Big banks are leading the way into earnings season, and Wall Street is on close watch.
Last quarter was softer than expected for most of the country’s largest financial companies, which were still feeling the pain from the stock market’s late-2018 sell-off. But this time, experts are cautiously optimistic on what the next quarter will bring.
Here’s what five market watchers will look for as the major banks begin to report on Friday:
Sarat Sethi, managing partner at Douglas C. Lane and Associates, says bank stocks look particularly appealing here compared with the rest of the market:
“The banks, I think, are going to do well because they’re actually at a much lower valuation than the rest of the market. [Banks] have been dead money for a long time. But if you look at where they are price-to-book, look at it on a [price-to-earnings] basis, look at it on a well-capitalized basis, […] I don’t know if now is the moment, but I think you want to be there. Because when they do start doing well, … the balance sheets are so much better than they were back in ’09.”
Paul Hickey, who is head portfolio manager at Bespoke Investment Group, likes ones particular name in the group:
“Two weeks ago, when everyone was freaking out about the yield curve inverting, … the financials dropped 10% in five days. [The] S&P 500 was down 1%. That kind of underperformance in such a short period of time is very rare for the sector. Goldman [Sachs], when those periods [have] happened, has averaged a gain of 20% over the next three months, with gains 75% of the time. [It] trades at a much cheaper valuation to its peers. The 1MDB scandal, that’s weighing on it, but the move into the consumer sector provides a much more stable potential revenue stream for the company. […] Again, the sentiment towards the sector is weak, and that’s the best time to be going long in these names — when other investors don’t want them.”

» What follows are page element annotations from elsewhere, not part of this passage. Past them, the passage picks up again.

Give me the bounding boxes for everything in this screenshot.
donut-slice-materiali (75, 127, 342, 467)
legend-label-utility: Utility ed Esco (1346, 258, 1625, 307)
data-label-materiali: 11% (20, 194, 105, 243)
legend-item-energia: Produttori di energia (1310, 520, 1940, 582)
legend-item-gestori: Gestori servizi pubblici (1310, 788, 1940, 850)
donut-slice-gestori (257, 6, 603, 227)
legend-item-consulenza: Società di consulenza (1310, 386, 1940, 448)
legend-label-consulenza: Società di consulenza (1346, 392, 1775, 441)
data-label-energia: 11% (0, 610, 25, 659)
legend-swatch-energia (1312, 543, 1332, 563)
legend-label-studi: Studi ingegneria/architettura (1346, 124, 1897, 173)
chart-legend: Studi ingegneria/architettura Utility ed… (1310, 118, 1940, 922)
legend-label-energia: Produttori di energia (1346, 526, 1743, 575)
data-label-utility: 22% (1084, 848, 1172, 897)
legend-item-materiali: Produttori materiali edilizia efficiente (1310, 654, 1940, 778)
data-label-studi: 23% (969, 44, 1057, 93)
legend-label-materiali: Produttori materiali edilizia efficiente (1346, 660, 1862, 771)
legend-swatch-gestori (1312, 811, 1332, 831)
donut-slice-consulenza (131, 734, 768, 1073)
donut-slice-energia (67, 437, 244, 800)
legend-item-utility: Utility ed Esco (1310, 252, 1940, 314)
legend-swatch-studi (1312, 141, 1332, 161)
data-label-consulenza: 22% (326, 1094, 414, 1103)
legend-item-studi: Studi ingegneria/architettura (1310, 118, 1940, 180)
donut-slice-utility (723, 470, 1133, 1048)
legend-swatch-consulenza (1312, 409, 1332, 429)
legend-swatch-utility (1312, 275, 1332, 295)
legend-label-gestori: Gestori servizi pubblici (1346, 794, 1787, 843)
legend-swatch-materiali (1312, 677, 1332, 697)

Nuveen’s head of global equities research, Stephanie Link, whose largest position is in Bank of America, predicts the banks will start to see an upturn after December’s market carnage:
“I think the theme is going to be capital markets have seen a recovery. January, February was terrible — we knew that — but March really did improve substantially, and I think that that’s what people are going to kind of hold their hat on and hope that that actually will continue. I believe it will continue in terms of the activity in capital markets. I also think you’re going to hear the rhetoric around mortgages actually increase as well given the great application data that we’ve seen over the past month, and I think that that is actually not in the stocks at all. And I think Wells Fargo actually should fare pretty well. Of course, we know what’s going on with Wells Fargo in terms of the management change. We have to wait for that stock to really do much. But I do think that the cost-cutting story is still very much front and center. After earnings, then you’re going to get CCAR and I think people will start to get excited about that. […] Bank of America is a separate story because it’s a cost-cutting story, an operational efficiency story, operating leverage story. And, by the way, Bank of America did have the best quarter out of the big five last quarter.”
Deutsche Bank’s Binky Chadha, who is the firm’s chief U.S. equity and global strategist, agrees with Link on the banks’ recovery:
“I am overweight banks, and I would argue that the main issue here is global growth and whether it will turn around, and whether we’ve found a bottom, basically, for rates. And I would check the box and bet on both. … In terms of what we’re looking to hear and understand is we know how the early part of the quarter went for the banks, but I would argue that’s pretty well in the estimates. The question is whether the latter part of the quarters started to turn around, basically, in activity.”
Veteran bank analyst Mike Mayo, head of U.S. large-cap bank research at Wells Fargo Securities, might be the most bullish of the group:
“You have the greatest earnings stability in over two decades. You have the strongest balance sheet in decades. […] Every quarter, every year, every few years, ‘the banks don’t mess up’ is another justification for revaluation of bank stocks. So, for the first time in my career, going into this year, we recommend all five of the wholesale banks. They’re Citi, Bank of America, J.P. Morgan, Goldman Sachs and Morgan Stanley. Our favorites are Citigroup and Morgan Stanley. First time ever. The industry’s doing fine even with this justified look-back.”
Disclosure: Bespoke Investment Group does not own shares of Goldman Sachs but Paul Hickey does personally.